7. De terugblik van een aankomend neo-calvinist: Kuypers zelfportret in de Confidentie van 1873. Zoals hierboven (vgl. pag 323) opgemerkt: het heeft tot 1873/4 geduurd voor Kuyper zich expliciet ging beroepen op het Calvinisme. In zijn Confidentie projecteert hij deze stap terug in zijn jaren in Beesd (1863-1867). Daarom typeert VREE dit geschrift als terugblik van een aankomend neo-calvinist (pag. 384). Aan deze Confidentie wijdt VREE de laatste studie in deze bundel. In dit bijzondere autobiografische geschrift schrijft Kuyper over drie momenten van bekering:
1) bij de onverwachte vondst (in de bibliotheek van ds.
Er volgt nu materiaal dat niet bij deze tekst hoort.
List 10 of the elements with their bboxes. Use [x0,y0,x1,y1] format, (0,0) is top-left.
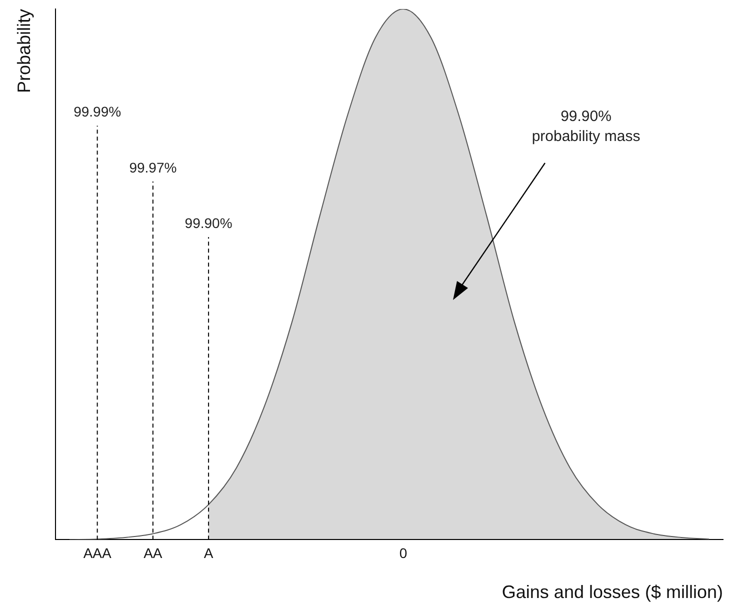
x-tick-label: AA [144,544,163,561]
x-tick-label: 0 [399,544,408,561]
annotation: 99.90% probability mass [532,108,640,146]
x-tick-label: A [204,544,214,561]
x-axis-title: Gains and losses ($ million) [502,582,723,602]
x-tick-label: AAA [83,544,112,561]
ref-line-label: 99.97% [129,159,177,176]
ref-line-label: 99.90% [184,215,232,232]
y-axis-title: Probability [14,9,34,94]
ref-line-label: 99.99% [74,104,122,120]
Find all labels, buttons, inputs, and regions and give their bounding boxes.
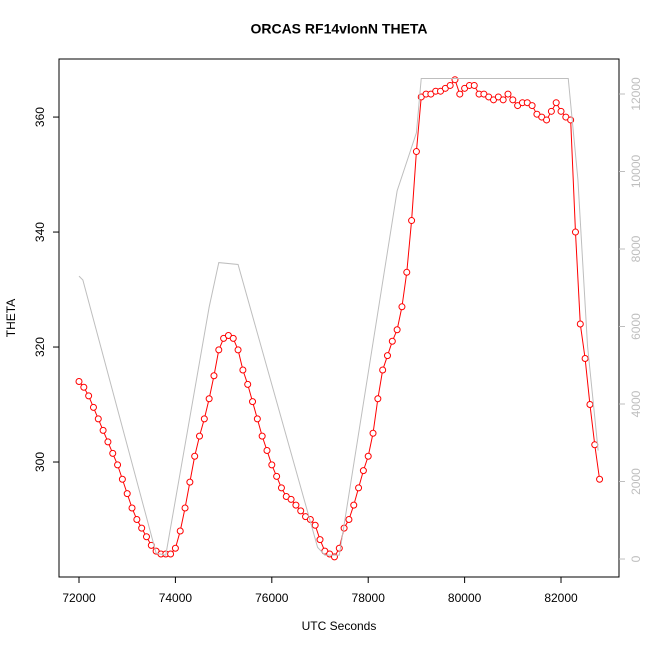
point	[456, 90, 464, 98]
point	[277, 484, 285, 492]
point	[109, 449, 117, 457]
y-tick-label: 320	[33, 337, 47, 357]
point	[369, 429, 377, 437]
point	[181, 504, 189, 512]
point	[196, 432, 204, 440]
point	[499, 96, 507, 104]
chart-title: ORCAS RF14vIonN THETA	[250, 21, 427, 37]
point	[215, 346, 223, 354]
point	[557, 107, 565, 115]
point	[118, 475, 126, 483]
point	[210, 372, 218, 380]
point	[297, 507, 305, 515]
point	[509, 96, 517, 104]
y2-tick-label: 12000	[629, 77, 643, 111]
point	[446, 81, 454, 89]
point	[244, 380, 252, 388]
y2-tick-label: 6000	[629, 313, 643, 340]
point	[263, 447, 271, 455]
point	[451, 76, 459, 84]
point	[205, 395, 213, 403]
point	[292, 501, 300, 509]
y2-tick-label: 4000	[629, 390, 643, 417]
point	[311, 521, 319, 529]
point	[75, 378, 83, 386]
point	[374, 395, 382, 403]
x-tick-label: 74000	[159, 591, 193, 605]
point	[528, 102, 536, 110]
point	[133, 516, 141, 524]
point	[94, 415, 102, 423]
point	[398, 303, 406, 311]
point	[142, 533, 150, 541]
point	[200, 415, 208, 423]
point	[268, 461, 276, 469]
y2-tick-label: 0	[629, 555, 643, 562]
point	[543, 116, 551, 124]
point	[412, 148, 420, 156]
point	[576, 320, 584, 328]
point	[383, 352, 391, 360]
y2-tick-label: 10000	[629, 154, 643, 188]
plot-box	[58, 58, 620, 578]
point	[470, 81, 478, 89]
point	[114, 461, 122, 469]
point	[89, 403, 97, 411]
point	[547, 107, 555, 115]
point	[393, 326, 401, 334]
series-line	[78, 78, 601, 558]
point	[258, 432, 266, 440]
point	[552, 99, 560, 107]
point	[80, 383, 88, 391]
point	[316, 536, 324, 544]
point	[229, 334, 237, 342]
point	[171, 544, 179, 552]
x-tick-label: 76000	[255, 591, 289, 605]
point	[186, 478, 194, 486]
point	[99, 426, 107, 434]
x-tick-label: 82000	[544, 591, 578, 605]
x-axis-title: UTC Seconds	[302, 619, 377, 633]
x-tick-label: 78000	[352, 591, 386, 605]
point	[176, 527, 184, 535]
point	[350, 501, 358, 509]
y2-tick-label: 2000	[629, 468, 643, 495]
y-tick-label: 360	[33, 107, 47, 127]
point	[253, 415, 261, 423]
point	[239, 366, 247, 374]
series-line	[78, 77, 599, 556]
point	[355, 484, 363, 492]
x-tick-label: 72000	[62, 591, 96, 605]
point	[123, 490, 131, 498]
point	[359, 467, 367, 475]
y2-tick-label: 8000	[629, 235, 643, 262]
point	[104, 438, 112, 446]
y-axis-title: THETA	[4, 299, 18, 337]
point	[408, 217, 416, 225]
point	[364, 452, 372, 460]
point	[287, 495, 295, 503]
point	[273, 472, 281, 480]
point	[249, 398, 257, 406]
point	[345, 516, 353, 524]
point	[335, 544, 343, 552]
y-tick-label: 340	[33, 222, 47, 242]
y-tick-label: 300	[33, 452, 47, 472]
point	[379, 366, 387, 374]
x-tick-label: 80000	[448, 591, 482, 605]
point	[234, 346, 242, 354]
point	[571, 228, 579, 236]
point	[191, 452, 199, 460]
point	[581, 355, 589, 363]
point	[504, 90, 512, 98]
point	[403, 268, 411, 276]
point	[388, 337, 396, 345]
point	[586, 401, 594, 409]
point	[128, 504, 136, 512]
point	[138, 524, 146, 532]
point	[167, 550, 175, 558]
point	[596, 475, 604, 483]
point	[85, 392, 93, 400]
Abraham de Vries te Haarlem) van werken van À Lasco die hij nodig had voor de Groninger prijsvraag, door Kuyper beleefd als een vinger Gods (pag. 368);
2) het lezen van The Heir of Redclyffe van C.M. Yonge, het 'meesterstuk' dat voor hem een middel werd 'tot breking van mijn zelfgenoegzaam, weerstrevend hart' (pag. 371);
3) de kennismaking met zijn gemeenteleden in Beesd, die hem op het spoor zetten van "de volle souvereine genade", van de waarde van Calvijns systeem en met name ook van diens 'vasten kerkvorm' (pag. 374).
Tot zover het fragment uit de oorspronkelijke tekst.